The retained E. coli in CuH-G1601h columns was about one order of magnitude lower than that in G0 columns. This represents an apparent contradiction to the measured 0.8 log higher E. coli removal by CuH-G1601h columns (Figures 6 and 7), which confirmed the contribution of bacterial inactivation by the copper-modified media CuH-G1601h. The recovery from both G0 and CuH-G1601h columns were very low, which is not surprising considering the greatly low ratio of detachment/attachment rate coefficient, i.e. 600–1,000. Future research may apply a combined surfactants and/or through cumulative extraction (Lukasik et al. 1999; Hijnen et al. 2010). Nevertheless, despite measurement uncertainties due to detection limits for E. coli, relative differences between configurations were observed (Hijnen et al. 2010). Viability of the cells (or viable but non-culturable state) could be investigated by alternative methods to understand the extent of damage (Pal et al. 2006).
CONCLUSIONS
Modifying GAC with copper hydroxide/oxide significantly improved E. coli removal from test water during high flow rate filtration (effective contact time: 3.7 min) and effectively inhibited the survival of retained bacteria during prolonged contact. Copper is low cost and can be easily coated onto GAC and copper leaching is controllable by adjusting the salinity of the test water. Therefore, large-scale application of the copper-modified GAC for drinking water treatment is economically viable. The following are the major conclusions of this study:
E. coli removal in the copper hydroxide/oxide-modified GAC columns were controllable by adjusting the salinity of test water.

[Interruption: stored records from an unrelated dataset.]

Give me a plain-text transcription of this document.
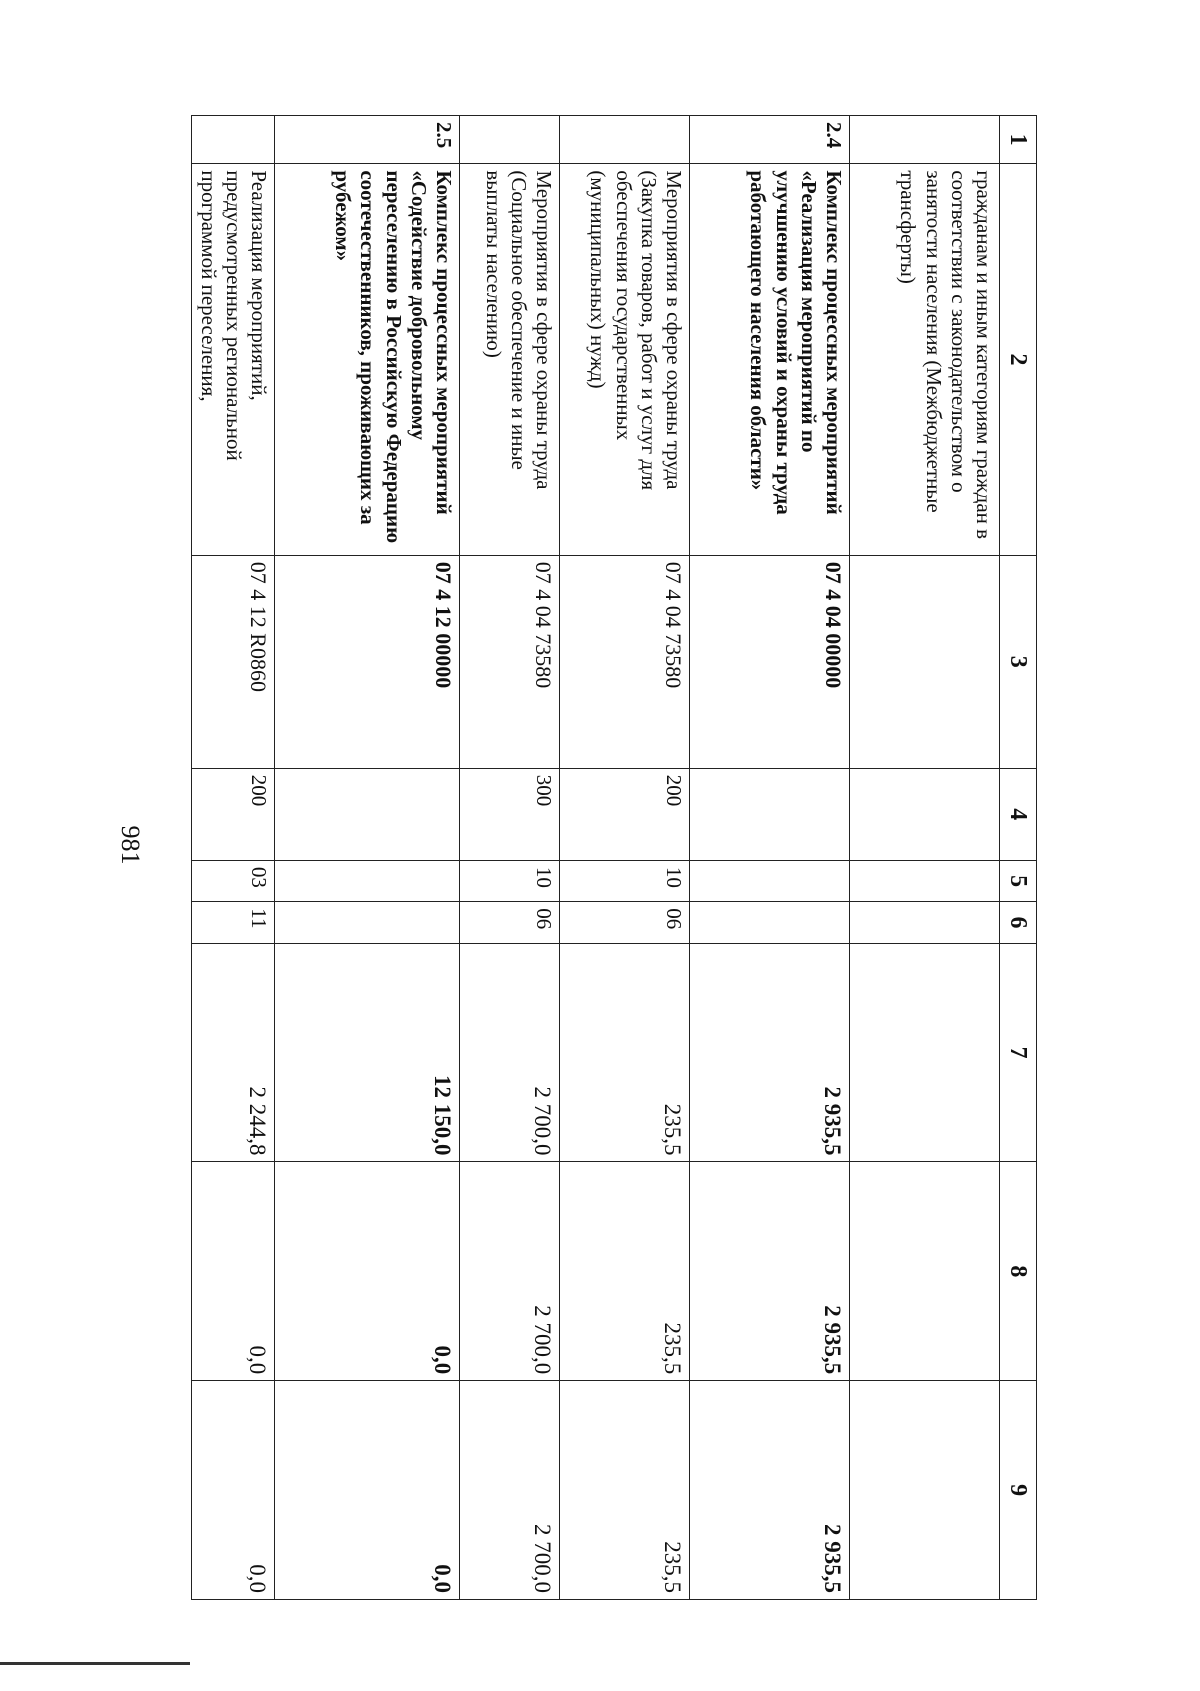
981
1	2	3	4	5	6	7	8	9
	гражданам и иным категориям граждан в соответствии с законодательством о занятости населения (Межбюджетные трансферты)							
2.4	Комплекс процессных мероприятий «Реализация мероприятий по улучшению условий и охраны труда работающего населения области»	07 4 04 00000				2 935,5	2 935,5	2 935,5
	Мероприятия в сфере охраны труда (Закупка товаров, работ и услуг для обеспечения государственных (муниципальных) нужд)	07 4 04 73580	200	10	06	235,5	235,5	235,5
	Мероприятия в сфере охраны труда (Социальное обеспечение и иные выплаты населению)	07 4 04 73580	300	10	06	2 700,0	2 700,0	2 700,0
2.5	Комплекс процессных мероприятий «Содействие добровольному переселению в Российскую Федерацию соотечественников, проживающих за рубежом»	07 4 12 00000				12 150,0	0,0	0,0
	Реализация мероприятий, предусмотренных региональной программой переселения,	07 4 12 R0860	200	03	11	2 244,8	0,0	0,0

The performance remained stable during intermittent application of 76 pore volumes of test water.
A breakthrough curve study revealed that E. coli removal by the modified GAC was mainly attributed to attachment during filtration and inactivation during the intermittent dry period.

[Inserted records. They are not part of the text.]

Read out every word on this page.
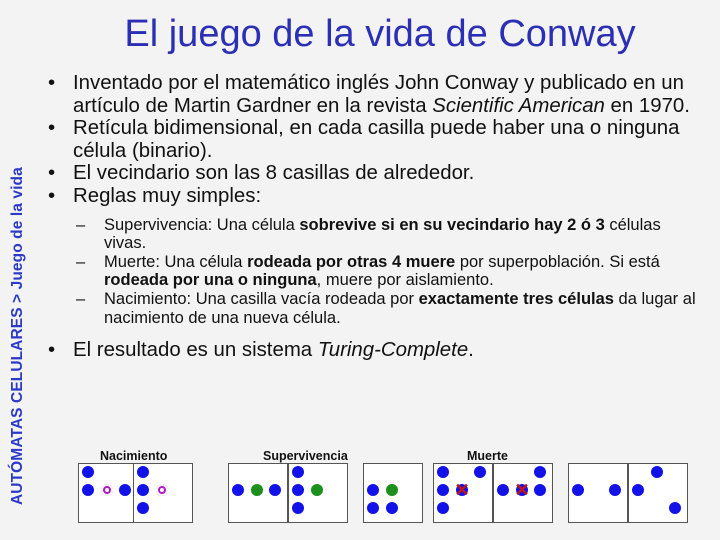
AUTÓMATAS CELULARES > Juego de la vida
El juego de la vida de Conway
• Inventado por el matemático inglés John Conway y publicado en un artículo de Martin Gardner en la revista Scientific American en 1970.
• Retícula bidimensional, en cada casilla puede haber una o ninguna célula (binario).
• El vecindario son las 8 casillas de alrededor.
• Reglas muy simples:
– Supervivencia: Una célula sobrevive si en su vecindario hay 2 ó 3 células vivas.
– Muerte: Una célula rodeada por otras 4 muere por superpoblación. Si está rodeada por una o ninguna, muere por aislamiento.
– Nacimiento: Una casilla vacía rodeada por exactamente tres células da lugar al nacimiento de una nueva célula.
• El resultado es un sistema Turing-Complete.
Nacimiento	Supervivencia	Muerte
✕ ✕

Copper hydroxide/oxide coating on GAC showed good stability – when test water has higher than 250 μS/cm salinity, the leached copper is below drinking water guideline; the copper leaching decreased during continuous operation.
ACKNOWLEDGEMENTS
Support from Australian Commonwealth Government's Cooperative Research Centre (CRC) Programme through CRC for Water Sensitive Cities and from Australian Research Council through Future Fellowship grant FT200100985 is sincerely acknowledged. Support from Josh Kamil, Anna Lintern, Gayani Chandrasena, Catherine Osborne, Tony Bisada, Christelle Schang, Peter Kolotelo, Richard Williamson, Frank Winston, Javier Neira Bravo, Tracey Pham, and Louisa John-Krol is also greatly acknowledged with gratitude. The authors acknowledge the use of the facilities and the assistance of Judy Callaghan at the Monash Micro Imaging.
DATA AVAILABILITY STATEMENT
All relevant data are included in the paper or its Supplementary Information.
CONFLICT OF INTEREST
The authors declare there is no conflict.